I'm sorry, but lol. Work things out with a gun, about things having to do with the market - because the market isn't providing the prospective gun wielder's choice outcome.
Fighting over the gun. Don't like market outcomes? Get control of the thugs in green and blue, and wreak havoc upon thine enemies. Because we're civilized and shit.
This is always the conclusion you jump to. "Politics is guns in the hands of the inept, forcefully taking from the adept!"
This is cynicism with no room for productive thought. It isn't a position to be taken seriously.
Ohio lawmakers are making a fresh attempt to outlaw Tesla Motors’ retail model — company-owned dealerships — after an unsuccessful try in December.
The proposal, Senate Bill 260, was introduced at the request of the Ohio Automobile Dealers Association, whose members see Tesla as a threat to a system in which nearly all dealerships are independently owned franchises.
It's not "jumped to", and violent reality should be taken pretty seriously. Give me just about any news-source and I could probably pull a half dozen current headlines of just the sort of thing I describe in the previous post.

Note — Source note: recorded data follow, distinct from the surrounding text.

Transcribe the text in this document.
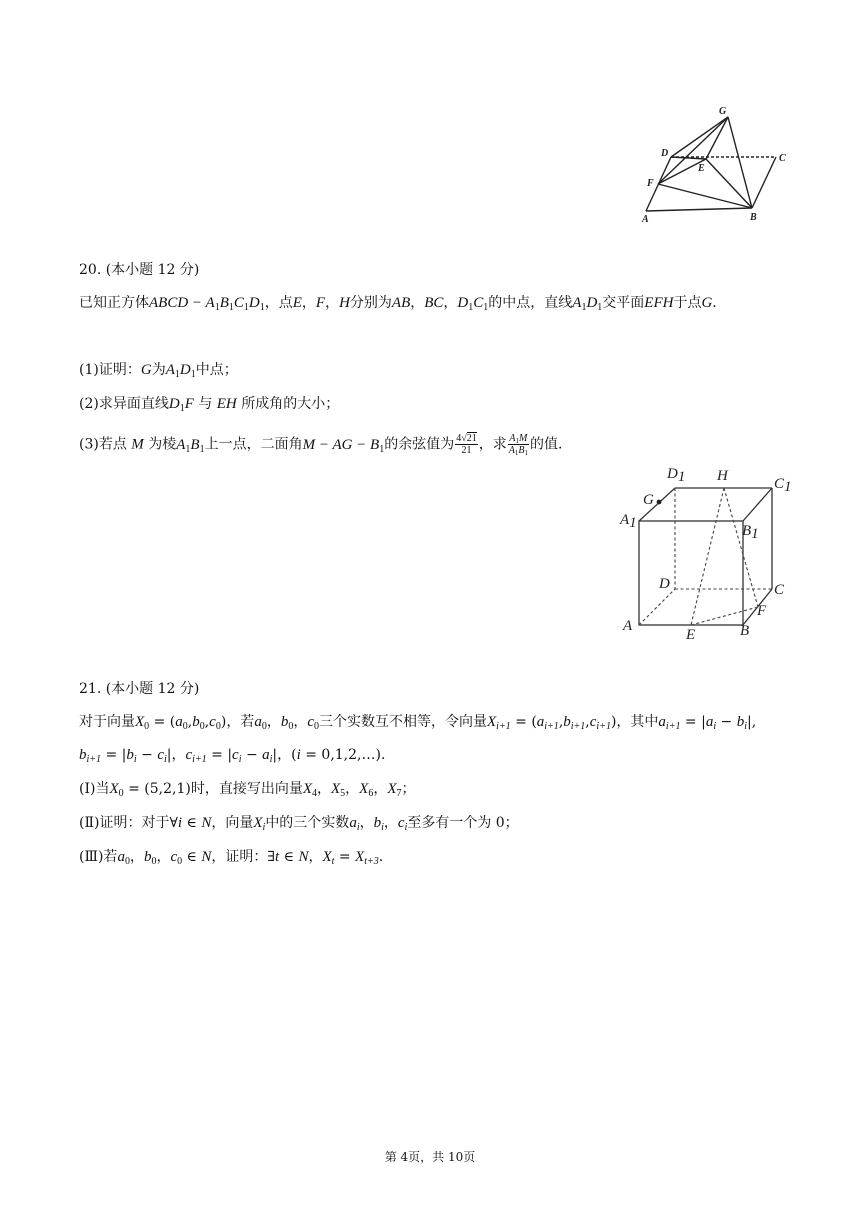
G
D	C
E
F
A	B
20. (本小题 12 分)
已知正方体ABCD − $A_1B_1C_1D_1$，点E，F，H分别为AB，BC，$D_1C_1$的中点，直线$A_1D_1$交平面EFH于点G.
(1)证明：G为$A_1D_1$中点；
(2)求异面直线$D_1F$ 与 EH 所成角的大小；
(3)若点 M 为棱$A_1B_1$上一点，二面角M − AG − $B_1$的余弦值为 $\frac{4√21}{21}$ ，求 $\frac{A_1M}{A_1B_1}$ 的值.
D1 H	C1
G
A1	B1
D	C
F
A
E	B
21. (本小题 12 分)
对于向量$X_0 = (a_0,b_0,c_0)$，若$a_0$，$b_0$，$c_0$三个实数互不相等，令向量$X_{i+1} = (a_{i+1},b_{i+1},c_{i+1})$，其中$a_{i+1} = |a_i - b_i|$,
$b_{i+1} = |b_i - c_i|$，$c_{i+1} = |c_i - a_i|$，(i = 0,1,2,…).
(Ⅰ)当$X_0 = (5,2,1)$时，直接写出向量$X_4$，$X_5$，$X_6$，$X_7$；
(Ⅱ)证明：对于∀i ∈ N，向量$X_i$中的三个实数$a_i$，$b_i$，$c_i$至多有一个为 0；
(Ⅲ)若$a_0$，$b_0$，$c_0$ ∈ N，证明：∃t ∈ N，$X_t = X_{t+3}$.
第 4页，共 10页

Here's one that popped up on my FB when I got off this evening:
http://www.dispatch.com/content/stories/business/2014/02/10/new-effort-begins-to-outlaw-tesla-retail-model.html
Polite discussion, the amicable working out of disagreement, vigorous debate - for the purpose of mutually voluntary transactions, cooperations etc.: These have absolutely no relation to any legislative, executive, or bureaucratic body. These bodies exist so that when people suck so bad no one wants their products, services, or advice, there's a "civilized" way to point a gun at others and make them buy those products, services, or don't get abortions, or don't gay marry, etc.
There's no reasoning with you because you refuse to conceive of politics in any way other than how it manifests in our contemporary legislative processes. Furthermore, no one wants to force shitty products down anyone's throats, and that's not what politics at its core is about. Your head is in an ideological gutter.

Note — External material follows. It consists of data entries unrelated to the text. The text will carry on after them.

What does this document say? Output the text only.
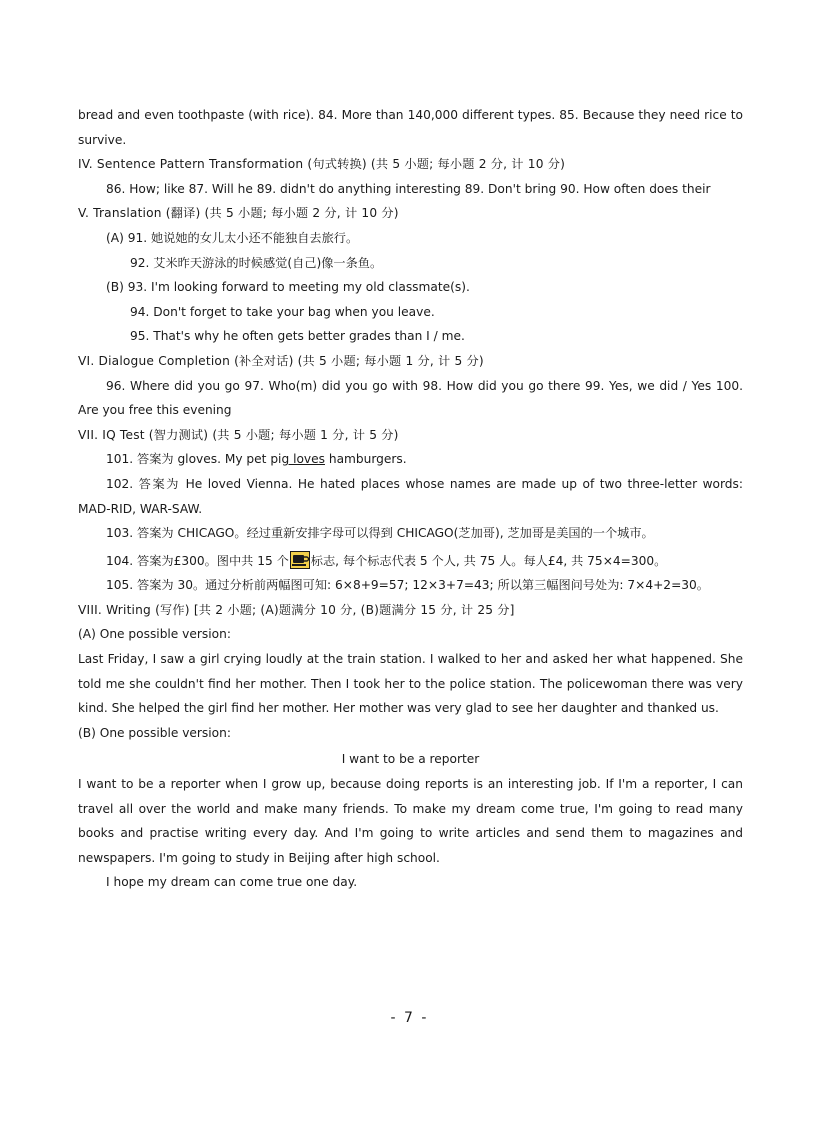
bread and even toothpaste (with rice). 84. More than 140,000 different types. 85. Because they need rice to survive.
IV. Sentence Pattern Transformation (句式转换) (共 5 小题; 每小题 2 分, 计 10 分)
86. How; like 87. Will he 89. didn't do anything interesting 89. Don't bring 90. How often does their
V. Translation (翻译) (共 5 小题; 每小题 2 分, 计 10 分)
(A) 91. 她说她的女儿太小还不能独自去旅行。
92. 艾米昨天游泳的时候感觉(自己)像一条鱼。
(B) 93. I'm looking forward to meeting my old classmate(s).
94. Don't forget to take your bag when you leave.
95. That's why he often gets better grades than I / me.
VI. Dialogue Completion (补全对话) (共 5 小题; 每小题 1 分, 计 5 分)
96. Where did you go 97. Who(m) did you go with 98. How did you go there 99. Yes, we did / Yes 100. Are you free this evening
VII. IQ Test (智力测试) (共 5 小题; 每小题 1 分, 计 5 分)
101. 答案为 gloves. My pet pig loves hamburgers.
102. 答案为 He loved Vienna. He hated places whose names are made up of two three-letter words: MAD-RID, WAR-SAW.
103. 答案为 CHICAGO。经过重新安排字母可以得到 CHICAGO(芝加哥), 芝加哥是美国的一个城市。
104. 答案为£300。图中共 15 个 标志, 每个标志代表 5 个人, 共 75 人。每人£4, 共 75×4=300。
105. 答案为 30。通过分析前两幅图可知: 6×8+9=57; 12×3+7=43; 所以第三幅图问号处为: 7×4+2=30。
VIII. Writing (写作) [共 2 小题; (A)题满分 10 分, (B)题满分 15 分, 计 25 分]
(A) One possible version:
Last Friday, I saw a girl crying loudly at the train station. I walked to her and asked her what happened. She told me she couldn't find her mother. Then I took her to the police station. The policewoman there was very kind. She helped the girl find her mother. Her mother was very glad to see her daughter and thanked us.
(B) One possible version:
I want to be a reporter
I want to be a reporter when I grow up, because doing reports is an interesting job. If I'm a reporter, I can travel all over the world and make many friends. To make my dream come true, I'm going to read many books and practise writing every day. And I'm going to write articles and send them to magazines and newspapers. I'm going to study in Beijing after high school.
I hope my dream can come true one day.
- 7 -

Politics extends beyond legislation; it extends to popular action, to interactive discussion, to social critique, etc. There must be room for consideration of cultural consequences beyond me buying a tool from you, and politics provides this.

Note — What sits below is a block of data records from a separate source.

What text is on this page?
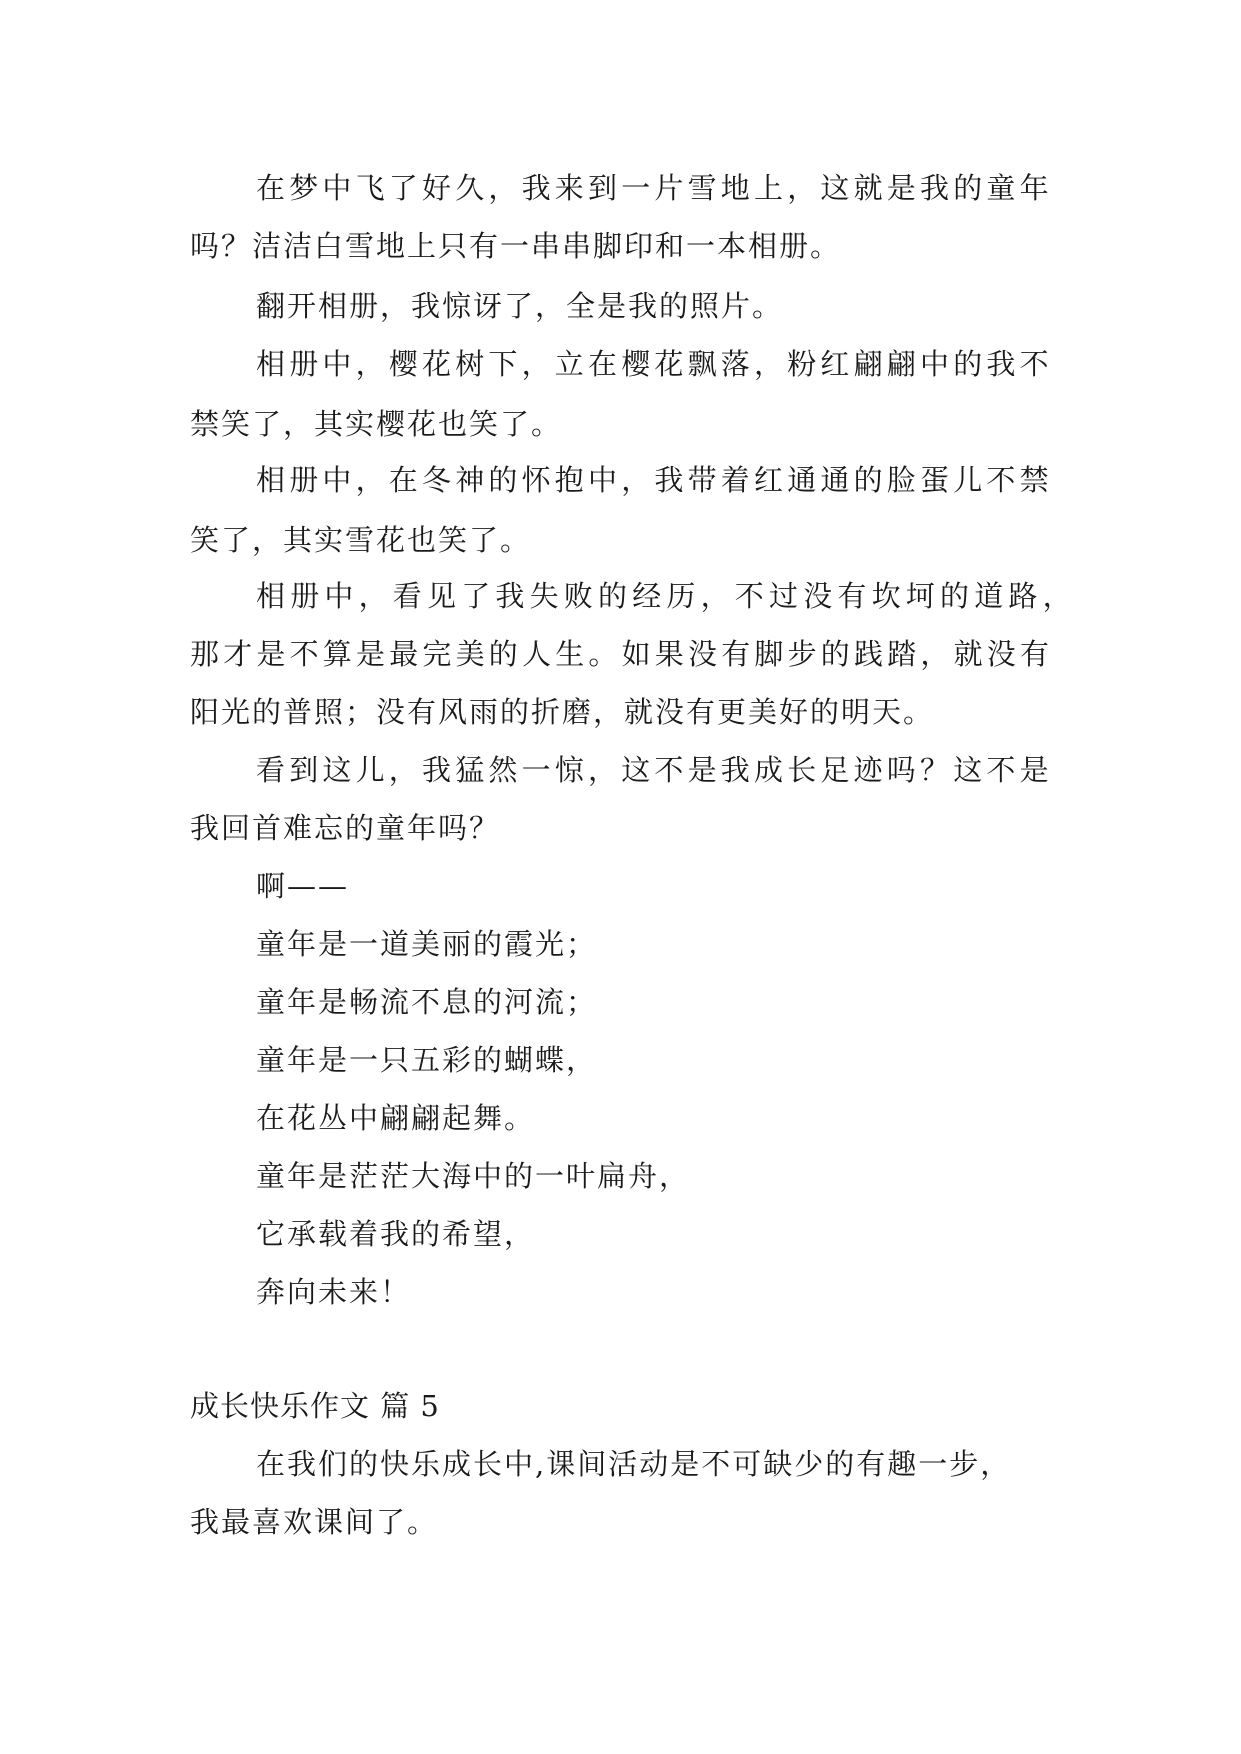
在梦中飞了好久，我来到一片雪地上，这就是我的童年
吗？洁洁白雪地上只有一串串脚印和一本相册。
翻开相册，我惊讶了，全是我的照片。
相册中，樱花树下，立在樱花飘落，粉红翩翩中的我不
禁笑了，其实樱花也笑了。
相册中，在冬神的怀抱中，我带着红通通的脸蛋儿不禁
笑了，其实雪花也笑了。
相册中，看见了我失败的经历，不过没有坎坷的道路，
那才是不算是最完美的人生。如果没有脚步的践踏，就没有
阳光的普照；没有风雨的折磨，就没有更美好的明天。
看到这儿，我猛然一惊，这不是我成长足迹吗？这不是
我回首难忘的童年吗？
啊——
童年是一道美丽的霞光；
童年是畅流不息的河流；
童年是一只五彩的蝴蝶，
在花丛中翩翩起舞。
童年是茫茫大海中的一叶扁舟，
它承载着我的希望，
奔向未来！
成长快乐作文 篇 5
在我们的快乐成长中,课间活动是不可缺少的有趣一步，
我最喜欢课间了。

I don't know any city that prohibits gardens. I know there are cities that prohibit gardens in your front yard... but that doesn't strike me as an awful inconvenience since gardens are usually easier to maintain either in the backyard, or in a separate apparatus entirely.
The academic minimum wage debate is really only a symptom of the real problem: economics as an empirical science. Since economics is a social science, the “data” it relies on are necessarily interpreted and selected before plugged into lacking equations the statistical results of which must then be interpreted again. But “data” somehow still gives the results an air of untainted, unquestionable objectivity.
Nevertheless, modern economists seem to have swallowed the “data” illusion hook, line, and sinker. And while at it, they throw out all the babies they can find with what little bathwater they’re already pushing out the window.
The other constitutional resource she draws upon may be more surprising for one generally thought of as a liberal: the Second Amendment. "The right to bear arms" tends to be understood in public today—and in the Supreme Court—in terms of an individual right to possess whatever guns one pleases. But Scarry, drawing on her assessment of the framers’ intent, argues that the real purpose of the amendment was to spread out across the population the power to wield military force. The amendment’s "well-regulated militia" isn’t a bunch of hobbyists with AR-15s; it is meant as another democratic brake on the presidential power for war-making, and an opportunity for popular refusal.
"I absolutely think you have to have gun laws," she explains. "Trying to understand the right to bear arms the way we usually talk about it is like trying to understand the First Amendment only through pornography." Two hundred years ago, maybe this meant a musket in every household. Today, under the aegis of nuclear weapons that depend on the authorization of very few, holding true to the original intent is no longer feasible.